Despite these enhancements, the company’s caution signals a departure from the bold, AI-first messaging pushed by rivals like Google and Microsoft.
Apple’s cautious tone didn’t sit well with Wall Street. Its share price fell between 1.2% and 2.5% during the keynote erasing up to $75 billion in market value in direct response to the Siri update delay.
Wedbush Securities analyst Dan Ives described it as a hard downgrade to Apple’s momentum in the AI space. Dipanjan Chatterjee of Forrester Research remarked that the lack of progress around Siri had become strikingly noticeable, adding that it’s time for Apple to propel its voice assistant forward.
Google’s I/O keynote earlier this year showcased Gemini-powered, context-aware assistants, and Microsoft embedded similar AI tools across Windows. Meanwhile, tech analysts point out that Siri simply failed to keep pace its ambitious overhaul remains incomplete, and branding alone can’t bridge the gap in capability.
One Wired editorial went further: “It’s time to kill Siri,” suggesting Apple might need a complete rebrand or reboot rather than persisting under a dated moniker.
Despite the urgency, Apple appears unfazed by short-term optics. It has long favored a ‘slow and steady’ development approach, entering markets later but with strong, polished products. Analysts argue this remains its competitive edge, but caution that the AI race may not tolerate such latency.
According to Carolina Milanesi of Creative Strategies, while Siri’s upcoming capabilities will offer a more personalized experience, this doesn’t imply that Apple’s current intelligence features are lacking.
All eyes now turn to next year, when Apple must deliver the upgraded Siri or risk losing relevance. In the meantime, they’ll continue building out AI across iOS, macOS, and watchOS, strengthening the ecosystem while hoping to reclaim the AI narrative.

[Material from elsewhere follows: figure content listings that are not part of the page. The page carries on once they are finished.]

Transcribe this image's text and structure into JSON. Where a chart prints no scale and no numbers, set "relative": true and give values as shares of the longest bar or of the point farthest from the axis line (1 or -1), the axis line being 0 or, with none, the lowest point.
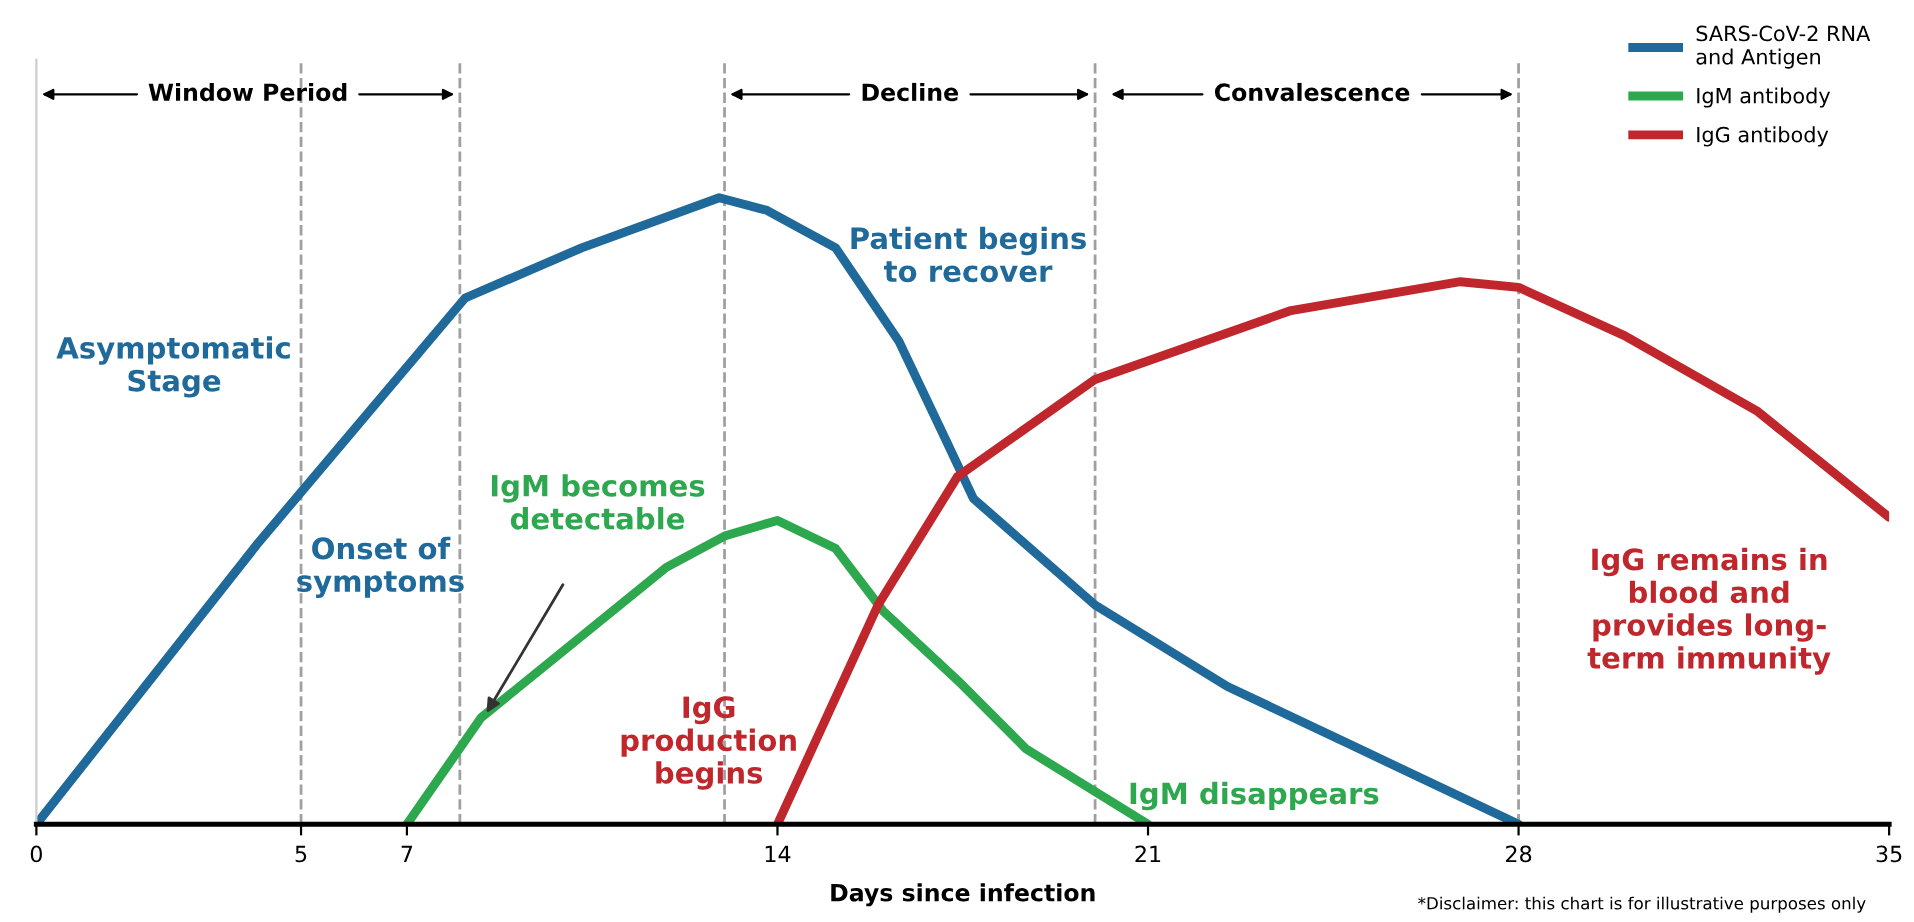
{
  "chart_data": {
    "type": "line",
    "xlabel": "Days since infection",
    "relative": true,
    "xlim": [
      0,
      35
    ],
    "xticks": [
      0,
      5,
      7,
      14,
      21,
      28,
      35
    ],
    "tick_labels": "x",
    "legend": "top right",
    "line_style": "solid",
    "series": [
      {
        "name": "SARS-CoV-2 RNA\nand Antigen",
        "color": "#1f6a9a",
        "x": [
          0,
          4.2,
          8.1,
          10.3,
          12.9,
          13.8,
          15.1,
          16.3,
          17.2,
          17.7,
          20,
          22.5,
          25,
          28
        ],
        "values": [
          0,
          0.45,
          0.84,
          0.92,
          1.0,
          0.98,
          0.92,
          0.77,
          0.61,
          0.52,
          0.35,
          0.22,
          0.12,
          0
        ]
      },
      {
        "name": "IgM antibody",
        "color": "#2ea84f",
        "x": [
          7,
          8.4,
          11.9,
          13,
          14,
          15.1,
          16,
          17.4,
          18.7,
          21
        ],
        "values": [
          0,
          0.17,
          0.41,
          0.46,
          0.485,
          0.44,
          0.34,
          0.23,
          0.12,
          0
        ]
      },
      {
        "name": "IgG antibody",
        "color": "#c0272d",
        "x": [
          14,
          15.9,
          17.4,
          20,
          23.7,
          26.9,
          28,
          30,
          32.5,
          35
        ],
        "values": [
          0,
          0.35,
          0.555,
          0.71,
          0.82,
          0.866,
          0.857,
          0.78,
          0.66,
          0.49
        ]
      }
    ],
    "ref_lines": [
      {
        "axis": "x",
        "value": 5,
        "color": "#a0a0a0",
        "line_style": "dashed"
      },
      {
        "axis": "x",
        "value": 8,
        "color": "#a0a0a0",
        "line_style": "dashed"
      },
      {
        "axis": "x",
        "value": 13,
        "color": "#a0a0a0",
        "line_style": "dashed"
      },
      {
        "axis": "x",
        "value": 20,
        "color": "#a0a0a0",
        "line_style": "dashed"
      },
      {
        "axis": "x",
        "value": 28,
        "color": "#a0a0a0",
        "line_style": "dashed"
      }
    ],
    "annotations": [
      "Window Period",
      "Decline",
      "Convalescence",
      "Asymptomatic\nStage",
      "Onset of\nsymptoms",
      "IgM becomes\ndetectable",
      "Patient begins\nto recover",
      "IgG\nproduction\nbegins",
      "IgG remains in\nblood and\nprovides long-\nterm immunity",
      "IgM disappears",
      "*Disclaimer: this chart is for illustrative purposes only"
    ]
  }
}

Meanwhile, partnerships like Apple’s integration of OpenAI’s ChatGPT in image processing, and ongoing talks albeit inconclusive about embracing models from Google, hint at a shifting, more open future.
Apple’s WWDC may have dazzled with new features and system-wide refinements, but investors and consumers alike are fixated on Siri. The assistant’s makeover is no longer optional it’s central to whether Apple can right the AI ship and compete in the next era of technology.